The economic crisis in Greece seems to have had a huge impact on the
locals. Though we did not have the privilege of visiting Greece before the
financial meltdown, it appears to us that this place has been hit real, real hard.
It is visible everywhere you look. Graffiti all over Athens gives a wrong vibe
about this place, and makes it unattractive; which does not help the tourism industry. Some guides estimate a reduction
of about 40 percent in tourism between 2011 and 2012. And there is no end in sight.
Conversations with locals inevitably veer
towards the subject of politics.

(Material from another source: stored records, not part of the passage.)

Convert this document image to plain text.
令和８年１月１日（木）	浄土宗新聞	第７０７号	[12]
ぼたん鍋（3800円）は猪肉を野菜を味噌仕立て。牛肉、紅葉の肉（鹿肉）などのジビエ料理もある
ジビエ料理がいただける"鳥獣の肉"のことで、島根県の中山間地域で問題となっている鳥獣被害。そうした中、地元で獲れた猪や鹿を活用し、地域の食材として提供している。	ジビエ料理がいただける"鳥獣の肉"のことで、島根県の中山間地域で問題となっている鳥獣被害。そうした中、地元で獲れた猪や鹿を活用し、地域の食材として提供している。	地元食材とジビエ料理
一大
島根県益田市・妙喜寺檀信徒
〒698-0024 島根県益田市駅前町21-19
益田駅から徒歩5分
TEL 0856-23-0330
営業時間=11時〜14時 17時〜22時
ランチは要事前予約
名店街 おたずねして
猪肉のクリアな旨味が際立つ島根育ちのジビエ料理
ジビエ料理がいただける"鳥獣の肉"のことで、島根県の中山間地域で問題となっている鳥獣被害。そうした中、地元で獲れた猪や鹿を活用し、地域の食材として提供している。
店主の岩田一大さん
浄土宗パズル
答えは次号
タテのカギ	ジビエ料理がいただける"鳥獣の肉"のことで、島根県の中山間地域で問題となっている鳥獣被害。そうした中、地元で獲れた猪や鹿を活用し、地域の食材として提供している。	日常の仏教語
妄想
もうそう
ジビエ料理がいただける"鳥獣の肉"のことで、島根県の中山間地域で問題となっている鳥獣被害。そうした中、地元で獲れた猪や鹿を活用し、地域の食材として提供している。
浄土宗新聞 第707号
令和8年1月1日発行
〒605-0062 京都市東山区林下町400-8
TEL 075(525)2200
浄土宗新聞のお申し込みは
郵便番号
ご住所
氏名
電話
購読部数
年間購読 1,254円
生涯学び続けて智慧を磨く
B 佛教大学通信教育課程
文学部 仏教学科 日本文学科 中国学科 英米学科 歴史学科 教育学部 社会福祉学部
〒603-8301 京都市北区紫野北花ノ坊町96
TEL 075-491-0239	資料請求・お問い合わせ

With problems ranging from school closures, high unemployment,
hooliganism and the effect of the Euro currency on the Greek economy, it is easy to understand why people will question the rationale of
remaining in the Euro zone. While in Turkey we saw a vibrant economy, robust
infrastructural investment, in Greece those are lacking. And with the Euro, it
is more expensive to visit here than Turkey. At the end, the destiny of Greece
lies with Greeks.
It is difficult to imagine this problem being solved while
Greece continues using the Euro currency. All creditors, foreign and domestic
have to agree on that the survival of the economy is so important that they
agree to wipe out most if not all their debt—not just giving the country a new
payment plan. This is highly unlikely.
Some minor setbacks we encountered:
We got a speeding ticket on our way from Sanliurfa to Gazientep.
Fine 138 Turkish Lira. The officers thought it was hilarious that we could not communicate
with one another. They gave Paschal a glass of cold water, and with broken
English communicated the offense and punishment. Got the ticket, and had to
give the rental car guy the money to settle the ticket.
On our way back, we misjudged the gas reserve we had in our
car. While running out of benzene gas, we stopped by a couple of Patrol
stations who told us that we had to drive several kilometers before we can get
the gas. Some stations that sell Patrol do not sell benzene. We finally ran into an entrepreneurial young man who solved the problem for us. We backed into the back
of a neighbor shop and they siphoned benzene gas into our car – “just like buying
petrol on the road in naija”. Thank God
it was not adulterated fuel.
Healthwise, we had a good trip. A few allergic reactions to nuts – Carrying around
Piriton was a life saver. Otherwise, a
few cuts and bruises – nothing major.
However, one of the kids brought strep with them from the US and we noticed
the scarlet fever bumps while still in Istanbul but did not connect it to
strep. After a week of progressively
getting worse, we finally made the connection – we got antibiotics from the
pharmacist and then everything cleared up.